Okay. I'm gonna email the guy tomorrow and ask him a few questions and I guess if bowpredator gets the other person we need, I'll register for us? not really sure how to go about this...


----------



## Bow Predator (Oct 19, 2010)

Im in! Workin on the 4th person.


----------



## wolfeman (Dec 3, 2010)

outdoorsman3 said:


> lol i suck at shooting paper, ill sit this one out.


x2!


----------



## Rebel17 (Aug 23, 2011)

I got Gunner on this if im in on it...


----------



## underdog145 (Dec 6, 2009)

N7709K said:


> who you want for a 4th man josh?


Am I not good enough for your team? haha.


----------



## N7709K (Dec 17, 2008)

well bridge, idk if you were gonna do this... lol you me aaron and dylan?


----------



## outdoorsman3 (Nov 15, 2010)

N7709K said:


> well bridge, idk if you were gonna do this... lol you me aaron and dylan?

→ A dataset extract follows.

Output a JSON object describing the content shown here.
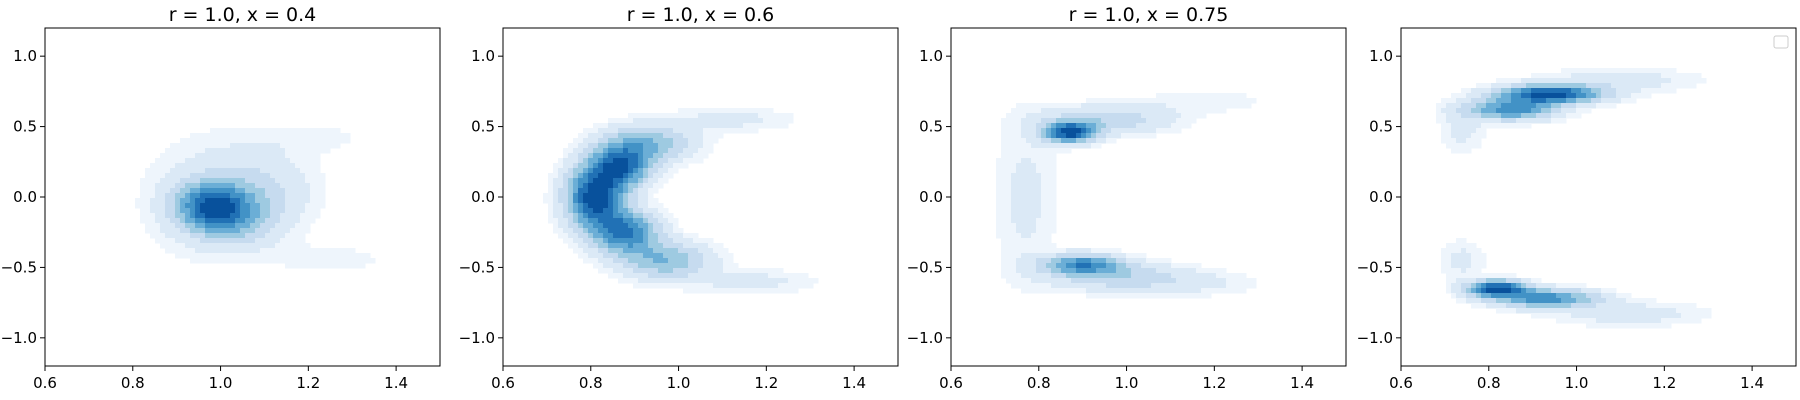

that 4 man group could beat any other 4 man group on this whole site I bet..


----------



## Sighting In (Feb 5, 2009)

I'm sitting this one out. Need to focus on my FITA and Vegas games.


----------



## 12-RING SHOOTER (Jul 27, 2010)

N7709K said:


> well bridge, idk if you were gonna do this... lol you me aaron and dylan?


I'm in


----------



## underdog145 (Dec 6, 2009)

I'll play with you guys. I need to force myself to shoot more five anyways. haha. I usually shot vegas games until the week before louisville so this might help keep me sharp.


----------



## Michaela MMM (Nov 29, 2011)

N7709K said:


> well bridge, idk if you were gonna do this... lol you me aaron and dylan?


I'm a little afraid to shoot against you guys... I think we'll all get our tails whipped. Lol


----------



## 60XBowhunter (Jul 15, 2011)

no i dont think we will get whipped.


----------



## Bugs Bunnyy (Aug 2, 2010)

The only reason I'm not joining is cause they are all on a team.


----------



## N7709K (Dec 17, 2008)

its handicapped so its not really of an advantage to be super good


----------



## Bugs Bunnyy (Aug 2, 2010)

but still im not very good...


----------



## twn417 (Jun 1, 2007)

Ill play....


----------



## string snapper (Jun 30, 2011)

Im in, anyone want to be on my team??? and could you use your scores from legue i shoot 5 spot every thursday and i was just wonderin if i could use those scores for this?


----------



## super* (Jan 26, 2008)

Mathewsju said:


> No fourth man. Kyle and I will stick with our usual tag team combo lol


Hella yeah! that sounds like a plan to me. 58-59x team average:wink:


----------